Number of Cruises: 15
Cruise Line: Royal Caribbean
Ship: Enchantment of the Seas
Sailing Date: 2010-09-23
Itinerary: New England
Boarding was efficient. However, nothing was open but the Windjammer Cafe. This meant long lines and no tables. I did the only logical thing: bought a soda card and started drinking diet coke. After that initial despair, things got better. Some of the weather was not the best, but I didn't let it stop me from enjoying the ship.
The food was good, with a large variety. It rates above Carnival, but below Princess. The real problem with the food was the number of dishes that contained alcohol. It seemed about a third of the desserts used it, including tiramisu. No non-alcoholic versions of certain desserts were available.
The hamburgers served at the buffet and the Solarium were the worst I have ever had on any ship. They were not fresh, and were completely overcooked. Indeed, they were more like hockey pucks than burgers.
I had an inside stateroom that was far forward. A support beam ran through the middle of my stateroom, and the television set did not face the bed. Indeed, the support beam location made lying on the bed and watching TV very difficult.
The television was small. The desk space was also small, not helped by the large amount of space occupied by the minibar items.
The stateroom was also cold. Even with the heat on high, I was cold. I requested an extra blanket from my cabin steward, which was provided.
The ship was full of senior citizens, and the activities reflected it. Cake decorating? Motown entertainers? Big band music? At 44, I was too young to appreciate them. Still, I enjoyed the trivia sessions on the ship.
As I don't care for dancing or karaoke, I found little to interest me on the ship after my late dinner seating. Three nights I watched movies in my stateroom, while the first night I just went to bed after a long day of travel.

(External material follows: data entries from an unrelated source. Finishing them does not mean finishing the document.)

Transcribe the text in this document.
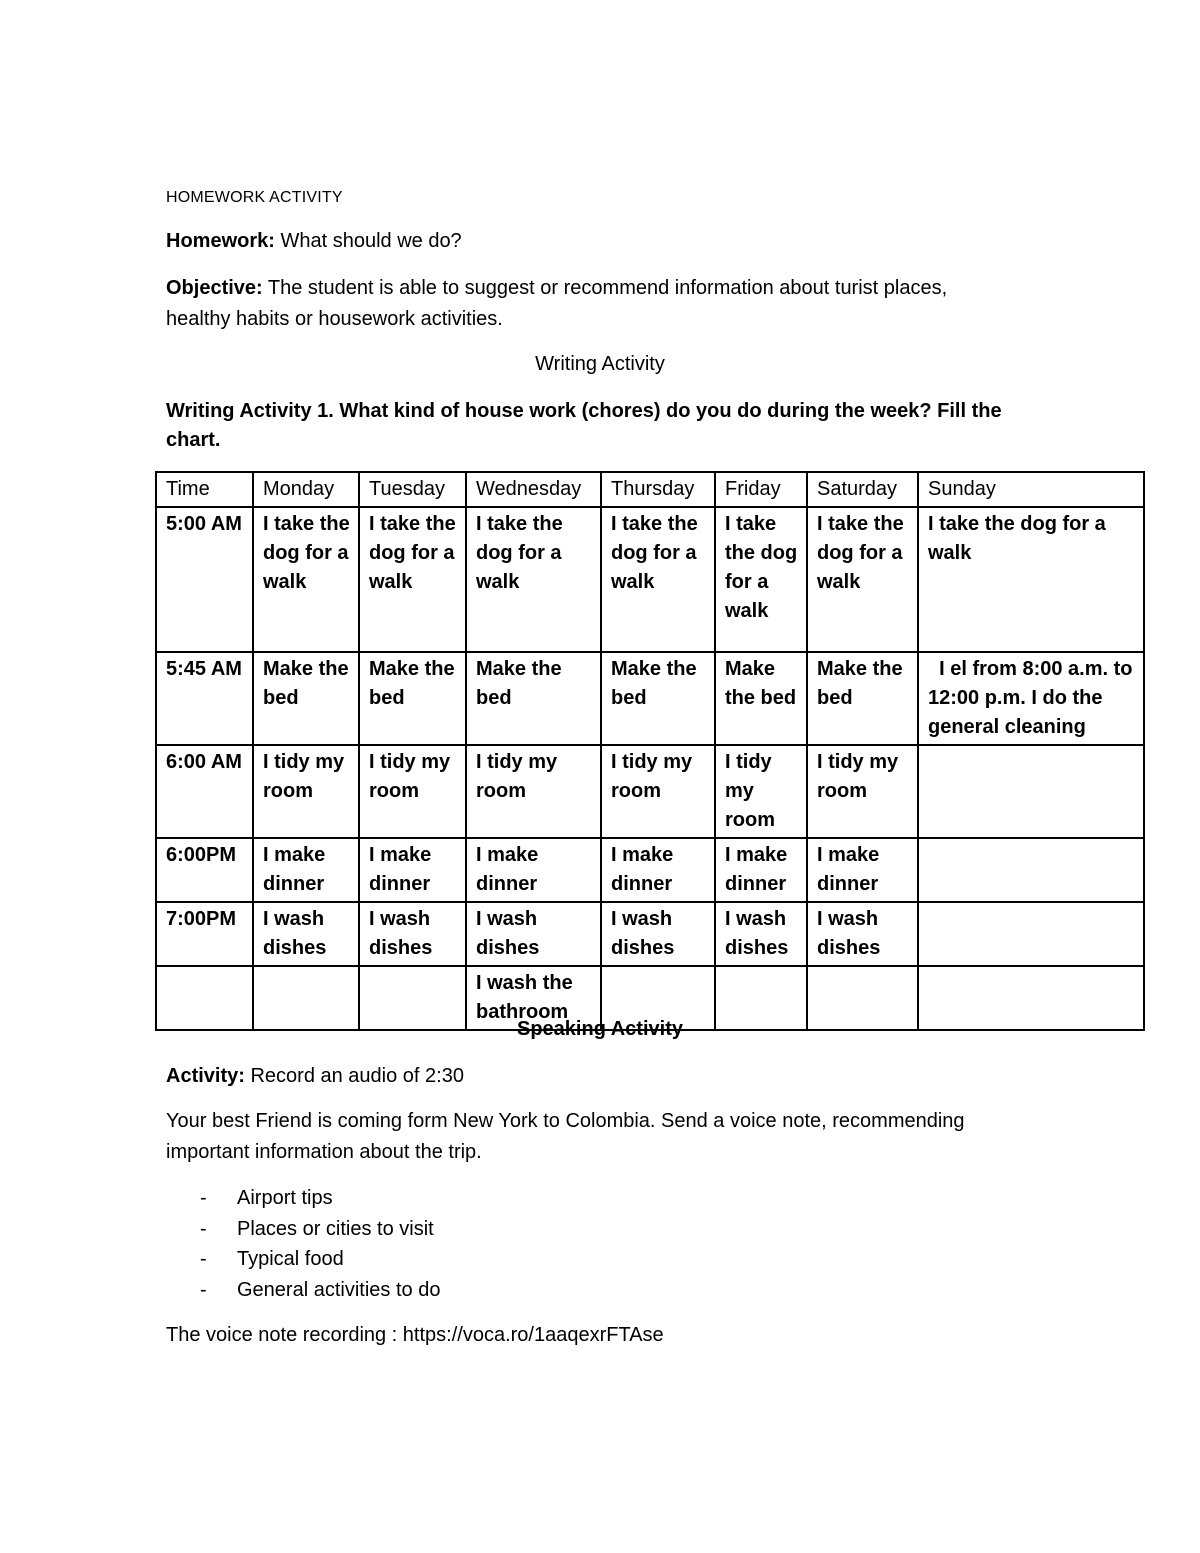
HOMEWORK ACTIVITY
Homework: What should we do?
Objective: The student is able to suggest or recommend information about turist places,
healthy habits or housework activities.
Writing Activity
Writing Activity 1. What kind of house work (chores) do you do during the week? Fill the
chart.
Time	Monday	Tuesday	Wednesday	Thursday	Friday	Saturday	Sunday
5:00 AM	I take the dog for a walk	I take the dog for a walk	I take the dog for a walk	I take the dog for a walk	I take the dog for a walk	I take the dog for a walk	I take the dog for a walk
5:45 AM	Make the bed	Make the bed	Make the bed	Make the bed	Make the bed	Make the bed	I el from 8:00 a.m. to 12:00 p.m. I do the general cleaning
6:00 AM	I tidy my room	I tidy my room	I tidy my room	I tidy my room	I tidy my room	I tidy my room	
6:00PM	I make dinner	I make dinner	I make dinner	I make dinner	I make dinner	I make dinner	
7:00PM	I wash dishes	I wash dishes	I wash dishes	I wash dishes	I wash dishes	I wash dishes	
			I wash the bathroom				
Speaking Activity
Activity: Record an audio of 2:30
Your best Friend is coming form New York to Colombia. Send a voice note, recommending
important information about the trip.
- Airport tips
- Places or cities to visit
- Typical food
- General activities to do
The voice note recording : https://voca.ro/1aaqexrFTAse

I never buy ship excursions as they are overpriced. I really didn't do much except walk and ship in Portland, Maine, Bar Harbor, Maine, St. John, New Brunswick, and Halifax, Nova Scotia. In Boston I bought a trolley tour at the port. I enjoyed that a great deal, and it was much cheaper than the similar offering from the ship.
I highly recommend the Upper Deck trolley in Boston. The tour takes 2.5 hours, with hop-on, hop-off rights. Trolleys show up every 15 minutes. With limited time I toured the USS Constitution. With more time I'd have liked to see more historical sites, the Boston Library, Harvard and MIT, and the sports museum.
Every day I got what I put into the day. The first day I was working on 2 hours of nightmare sleep over the last 52 hours, so I was not having a good time. I was depressed the second day. I got better as time went on, and found enjoyment in trivia, reading books, using the hot tubs and pools, and walking around the various ports of call.
Day 7 was clouded by fog at sea, but as I was feeling good then, I simply liked the fact that I could enjoy the hot tub without competition. Day 9 had very rough seas, and most of the passengers and some of the crew became seasick. I always use anti-seasickness medication, so I was not affected, and spent a quiet day reading midship (my stateroom was far forward and the ship was pitching quite a bit). I learned new things about the ports of call, had a lobster roll in Maine, and had a fantastic time in Boston.
I would do it again, but I would prefer more people my own age. I felt like I was in a senior center the entire cruise.